Aquí y allá se alzaban salmos cantados por ancianos, hombres adultos, mujeres y niños; himnos desacostumbrados, solemnes, cuyo sentido estaba oscuro, y en los que sin cesar se repetían estas palabras: «He aquí que se acerca el Juicio, el día de la cólera y del desastre». Y como un mar agitado, aquella multitud móvil y siempre en movimiento rodeaba la ciudad abrasada.

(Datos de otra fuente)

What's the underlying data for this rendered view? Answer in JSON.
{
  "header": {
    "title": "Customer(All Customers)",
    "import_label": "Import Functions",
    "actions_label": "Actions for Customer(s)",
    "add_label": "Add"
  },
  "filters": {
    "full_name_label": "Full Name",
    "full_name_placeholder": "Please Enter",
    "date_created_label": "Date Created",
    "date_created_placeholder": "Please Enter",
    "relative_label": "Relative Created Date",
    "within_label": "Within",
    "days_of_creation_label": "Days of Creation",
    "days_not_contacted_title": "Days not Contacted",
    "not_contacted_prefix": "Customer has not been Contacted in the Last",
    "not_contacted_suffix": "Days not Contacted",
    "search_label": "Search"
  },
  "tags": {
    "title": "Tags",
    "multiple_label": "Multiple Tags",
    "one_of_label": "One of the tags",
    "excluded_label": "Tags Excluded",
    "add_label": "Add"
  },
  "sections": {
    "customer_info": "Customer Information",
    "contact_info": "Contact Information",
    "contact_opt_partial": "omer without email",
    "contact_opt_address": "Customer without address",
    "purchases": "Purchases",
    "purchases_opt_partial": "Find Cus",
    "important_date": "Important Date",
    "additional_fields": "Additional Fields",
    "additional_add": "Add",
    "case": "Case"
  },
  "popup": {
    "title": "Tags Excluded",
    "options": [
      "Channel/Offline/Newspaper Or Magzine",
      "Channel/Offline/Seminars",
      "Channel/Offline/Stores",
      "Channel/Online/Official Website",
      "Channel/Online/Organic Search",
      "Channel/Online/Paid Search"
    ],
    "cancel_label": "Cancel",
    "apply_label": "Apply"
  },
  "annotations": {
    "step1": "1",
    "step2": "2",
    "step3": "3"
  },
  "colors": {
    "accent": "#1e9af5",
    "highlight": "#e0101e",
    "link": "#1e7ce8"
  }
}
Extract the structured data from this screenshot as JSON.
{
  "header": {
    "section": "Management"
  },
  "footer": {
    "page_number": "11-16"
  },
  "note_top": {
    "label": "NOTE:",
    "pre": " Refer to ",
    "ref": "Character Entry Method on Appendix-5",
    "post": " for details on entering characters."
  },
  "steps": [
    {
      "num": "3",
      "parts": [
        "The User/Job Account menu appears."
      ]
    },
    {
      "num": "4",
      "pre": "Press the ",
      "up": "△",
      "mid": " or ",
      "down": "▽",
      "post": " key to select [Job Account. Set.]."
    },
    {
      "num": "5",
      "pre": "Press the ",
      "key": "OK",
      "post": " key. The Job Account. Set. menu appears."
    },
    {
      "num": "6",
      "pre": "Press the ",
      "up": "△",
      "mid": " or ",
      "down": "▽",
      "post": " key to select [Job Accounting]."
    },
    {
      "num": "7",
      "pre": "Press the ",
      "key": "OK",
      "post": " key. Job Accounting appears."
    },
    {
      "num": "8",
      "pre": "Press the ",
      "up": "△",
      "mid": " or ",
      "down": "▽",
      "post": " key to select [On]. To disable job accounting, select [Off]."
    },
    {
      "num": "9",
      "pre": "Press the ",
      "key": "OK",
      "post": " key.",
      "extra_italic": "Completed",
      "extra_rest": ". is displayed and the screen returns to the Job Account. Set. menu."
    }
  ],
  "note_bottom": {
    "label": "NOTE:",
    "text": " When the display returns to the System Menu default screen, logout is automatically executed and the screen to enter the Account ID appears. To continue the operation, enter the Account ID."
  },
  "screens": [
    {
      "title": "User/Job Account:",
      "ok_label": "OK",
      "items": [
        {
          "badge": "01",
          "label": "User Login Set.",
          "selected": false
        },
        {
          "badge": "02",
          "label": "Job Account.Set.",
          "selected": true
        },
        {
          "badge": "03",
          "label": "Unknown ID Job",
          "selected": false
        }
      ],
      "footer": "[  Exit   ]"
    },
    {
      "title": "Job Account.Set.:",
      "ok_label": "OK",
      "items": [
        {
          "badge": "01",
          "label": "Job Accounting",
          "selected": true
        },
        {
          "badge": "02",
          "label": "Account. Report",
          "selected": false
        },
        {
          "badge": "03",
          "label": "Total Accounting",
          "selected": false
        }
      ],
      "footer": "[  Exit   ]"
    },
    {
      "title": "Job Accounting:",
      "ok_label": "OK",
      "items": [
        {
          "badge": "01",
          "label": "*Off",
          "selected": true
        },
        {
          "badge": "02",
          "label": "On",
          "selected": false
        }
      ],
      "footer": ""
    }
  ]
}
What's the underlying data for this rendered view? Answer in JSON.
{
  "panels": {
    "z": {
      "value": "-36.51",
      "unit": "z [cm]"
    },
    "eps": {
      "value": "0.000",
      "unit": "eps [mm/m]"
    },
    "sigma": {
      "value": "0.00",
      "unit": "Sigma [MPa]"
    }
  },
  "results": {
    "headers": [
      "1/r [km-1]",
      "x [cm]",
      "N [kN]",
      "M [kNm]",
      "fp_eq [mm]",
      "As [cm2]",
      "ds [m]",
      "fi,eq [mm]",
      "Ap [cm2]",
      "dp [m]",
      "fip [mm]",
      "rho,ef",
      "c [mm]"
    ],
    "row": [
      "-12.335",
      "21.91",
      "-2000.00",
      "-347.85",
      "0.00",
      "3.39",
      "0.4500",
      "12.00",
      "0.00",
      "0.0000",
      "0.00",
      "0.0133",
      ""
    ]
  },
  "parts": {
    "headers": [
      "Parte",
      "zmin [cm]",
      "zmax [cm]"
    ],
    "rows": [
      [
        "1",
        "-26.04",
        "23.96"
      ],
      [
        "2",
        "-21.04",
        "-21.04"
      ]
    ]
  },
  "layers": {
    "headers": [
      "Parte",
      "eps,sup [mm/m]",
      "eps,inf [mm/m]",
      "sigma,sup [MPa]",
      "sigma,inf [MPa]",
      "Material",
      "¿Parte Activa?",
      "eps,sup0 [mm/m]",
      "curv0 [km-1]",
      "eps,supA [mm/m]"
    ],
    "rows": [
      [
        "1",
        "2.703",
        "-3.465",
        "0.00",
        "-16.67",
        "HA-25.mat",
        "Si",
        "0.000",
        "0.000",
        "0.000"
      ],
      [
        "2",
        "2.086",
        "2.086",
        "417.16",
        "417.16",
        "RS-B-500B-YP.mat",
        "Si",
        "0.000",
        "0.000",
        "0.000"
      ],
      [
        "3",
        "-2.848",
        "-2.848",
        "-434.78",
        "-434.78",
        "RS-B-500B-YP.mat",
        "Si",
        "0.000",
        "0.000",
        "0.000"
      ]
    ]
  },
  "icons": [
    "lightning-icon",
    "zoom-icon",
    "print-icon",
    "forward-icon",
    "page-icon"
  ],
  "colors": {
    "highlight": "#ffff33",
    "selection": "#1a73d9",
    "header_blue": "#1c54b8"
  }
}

Pero ni la desesperación ni las blasfemias ni los himnos conseguían nada. El azote era irresistible, completo, inexorable, como el Destino. Junto al Anfiteatro de Pompeyo ardieron los almacenes de cáñamo y cuerdas, que se consumían en gran cantidad en el circo, en las arenas, y para cantidad de máquinas que se empleaban en los juegos. Al mismo tiempo el incendio prendió en los edificios donde se guardaba la pez que servía para embrear las cuerdas. Durante varias horas, toda aquella parte de la ciudad tras la que se extendía el Campo de Marte fue iluminada por una claridad tan blanca que los espectadores, medio inconscientes de terror, se preguntaban si, en el desastre universal, no se habían confundido los días y las noches, y si sus ojos no contemplaban la luz del sol; pero, luego, un mismo y uniforme resplandor sangrante triunfó sobre las demás coloraciones. Del océano de fuego brotaban hacia el cielo gigantescas fuentes y columnas incandescentes, pronto abiertas en haces y penachos que el viento cogía, desflecaba y arrastraba, dorados de chispas y arrastrados por encima de la campiña, hacia la lejanía, hacia los montes Albanos. La noche se volvía más clara cada vez, el aire parecía saturado no sólo de luz, sino de llama. El Tíber parecía llevar olas de fuego y la desventurada ciudad no era ya más que un infierno. El azote se extendía cada vez más, tomaba por asalto las alturas, se difundía por la llanura, sumergía los valles, furioso, crepitando, atronando como el rayo.